После возвращения нашего в деревню из Москвы, прогулки, катанья, посещения в Средниково снова возобновились, все пошло по старому, но нельзя было не сознаться, что Мишель оживлял все эти удовольствия и что без него не жилось так весело, как при нем.
Он писал Сашеньке длинные письма, обращался часто ко мне с вопросами и суждениями и забавлял нас анекдотами о двух братьях Фее, и для отличия называл одного Fe-nez-long, Fe-nez-court; бедный Фенелон был чем то в университетском пансионе и служил целью эпиграмм, сарказмов и каррикатур Мишеля.

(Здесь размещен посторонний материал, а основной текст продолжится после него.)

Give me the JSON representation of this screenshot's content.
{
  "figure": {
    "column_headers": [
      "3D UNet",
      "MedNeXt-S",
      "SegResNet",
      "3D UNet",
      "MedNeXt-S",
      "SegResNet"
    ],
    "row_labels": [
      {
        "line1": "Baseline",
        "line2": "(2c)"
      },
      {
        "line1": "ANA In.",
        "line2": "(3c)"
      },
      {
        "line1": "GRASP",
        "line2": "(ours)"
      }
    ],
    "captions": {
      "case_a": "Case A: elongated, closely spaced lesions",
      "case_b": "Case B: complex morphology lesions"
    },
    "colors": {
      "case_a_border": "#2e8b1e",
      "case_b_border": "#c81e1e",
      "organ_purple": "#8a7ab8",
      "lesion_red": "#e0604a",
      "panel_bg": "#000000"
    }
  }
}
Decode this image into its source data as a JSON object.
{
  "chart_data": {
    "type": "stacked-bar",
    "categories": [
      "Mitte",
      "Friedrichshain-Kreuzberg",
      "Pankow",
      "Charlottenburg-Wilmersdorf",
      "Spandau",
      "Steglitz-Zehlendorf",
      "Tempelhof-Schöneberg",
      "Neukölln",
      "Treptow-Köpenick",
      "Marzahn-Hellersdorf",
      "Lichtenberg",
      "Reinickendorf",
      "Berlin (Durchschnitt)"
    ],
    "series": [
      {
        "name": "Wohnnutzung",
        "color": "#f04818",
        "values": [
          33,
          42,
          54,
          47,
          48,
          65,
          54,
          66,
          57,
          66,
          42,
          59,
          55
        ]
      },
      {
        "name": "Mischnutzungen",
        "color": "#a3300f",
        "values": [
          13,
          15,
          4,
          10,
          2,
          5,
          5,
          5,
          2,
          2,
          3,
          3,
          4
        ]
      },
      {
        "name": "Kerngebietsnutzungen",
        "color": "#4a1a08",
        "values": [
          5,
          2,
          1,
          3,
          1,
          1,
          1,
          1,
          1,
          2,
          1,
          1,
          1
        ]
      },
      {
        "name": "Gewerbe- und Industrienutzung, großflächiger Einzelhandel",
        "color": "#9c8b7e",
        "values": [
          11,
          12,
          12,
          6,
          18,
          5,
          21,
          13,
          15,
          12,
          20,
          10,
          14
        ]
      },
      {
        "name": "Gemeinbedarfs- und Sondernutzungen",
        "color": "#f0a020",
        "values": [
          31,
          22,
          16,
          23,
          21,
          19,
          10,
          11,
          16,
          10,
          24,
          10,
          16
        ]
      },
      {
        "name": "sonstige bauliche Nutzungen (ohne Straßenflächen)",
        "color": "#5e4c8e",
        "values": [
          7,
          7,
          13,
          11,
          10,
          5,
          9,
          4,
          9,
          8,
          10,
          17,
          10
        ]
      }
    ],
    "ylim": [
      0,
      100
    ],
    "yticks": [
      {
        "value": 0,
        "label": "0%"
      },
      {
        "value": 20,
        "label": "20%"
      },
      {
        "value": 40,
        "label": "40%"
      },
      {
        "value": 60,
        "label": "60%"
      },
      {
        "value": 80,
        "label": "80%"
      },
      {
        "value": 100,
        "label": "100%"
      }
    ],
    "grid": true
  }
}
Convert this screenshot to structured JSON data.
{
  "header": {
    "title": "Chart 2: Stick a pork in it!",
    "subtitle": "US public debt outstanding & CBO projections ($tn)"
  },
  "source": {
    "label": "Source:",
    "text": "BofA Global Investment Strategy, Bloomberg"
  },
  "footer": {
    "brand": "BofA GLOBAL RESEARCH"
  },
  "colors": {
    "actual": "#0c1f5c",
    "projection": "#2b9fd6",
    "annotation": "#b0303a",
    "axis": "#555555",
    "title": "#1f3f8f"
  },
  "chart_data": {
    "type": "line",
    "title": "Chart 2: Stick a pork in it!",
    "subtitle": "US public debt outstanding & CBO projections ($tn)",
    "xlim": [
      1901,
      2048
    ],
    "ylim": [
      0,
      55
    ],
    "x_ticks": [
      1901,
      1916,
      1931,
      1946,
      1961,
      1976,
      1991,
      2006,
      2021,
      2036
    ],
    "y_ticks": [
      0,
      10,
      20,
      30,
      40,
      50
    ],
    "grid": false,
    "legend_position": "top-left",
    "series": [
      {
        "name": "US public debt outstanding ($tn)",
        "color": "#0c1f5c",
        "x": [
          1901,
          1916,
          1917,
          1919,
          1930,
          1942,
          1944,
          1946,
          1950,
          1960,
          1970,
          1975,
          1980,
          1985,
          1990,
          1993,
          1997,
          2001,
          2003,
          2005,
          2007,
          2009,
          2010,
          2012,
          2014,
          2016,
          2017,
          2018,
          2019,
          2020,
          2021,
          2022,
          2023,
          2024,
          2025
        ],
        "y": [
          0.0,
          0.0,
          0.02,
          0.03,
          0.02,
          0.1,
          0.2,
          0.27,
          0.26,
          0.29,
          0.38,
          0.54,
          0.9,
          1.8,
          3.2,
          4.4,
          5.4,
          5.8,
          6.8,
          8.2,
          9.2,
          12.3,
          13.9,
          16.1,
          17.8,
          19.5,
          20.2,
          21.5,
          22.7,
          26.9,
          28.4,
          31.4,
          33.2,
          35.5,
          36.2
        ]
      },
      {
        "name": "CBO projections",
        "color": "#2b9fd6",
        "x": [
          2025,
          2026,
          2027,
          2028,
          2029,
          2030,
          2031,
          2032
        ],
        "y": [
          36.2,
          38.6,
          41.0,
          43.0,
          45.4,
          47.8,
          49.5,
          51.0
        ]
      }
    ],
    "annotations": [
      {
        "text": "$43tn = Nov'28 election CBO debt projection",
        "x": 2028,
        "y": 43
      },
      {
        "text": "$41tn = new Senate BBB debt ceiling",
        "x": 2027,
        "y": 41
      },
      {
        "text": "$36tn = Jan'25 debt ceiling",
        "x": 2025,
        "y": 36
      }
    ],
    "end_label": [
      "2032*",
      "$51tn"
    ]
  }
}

В одном из своих писем он переслал мне следующие стихи, достойные даже и теперь его имени:
По небу полуночи ангел летел
И тихую песню он пел,
И месяц и звезды и тучи толпой
Внимали той песни святой.
Он пел о блаженстве безгрешных духов
Под кущами райских садов,
О боге великом он цел, и хвала
Его непритворна была.
Он душу младую в объятиях нес
Для мира печали и слез
И звук его песни в душе молодой
Остался -- без слов, но живой.
И долго на свете томилась она
Желанием чудным полна,
И звуков небес заменить не могли
Ей скучные песни земли.
О, как я обрадовалась этим стихам, какая разница с тремя первыми его произведениями, в этом уж просвечивал гений.
Сашенька и я, мы первые преклонились перед его талантом и пророчили ему, что он станет выше всех его современников; с этих пор я стала много думать о нем и об его грядущей славе.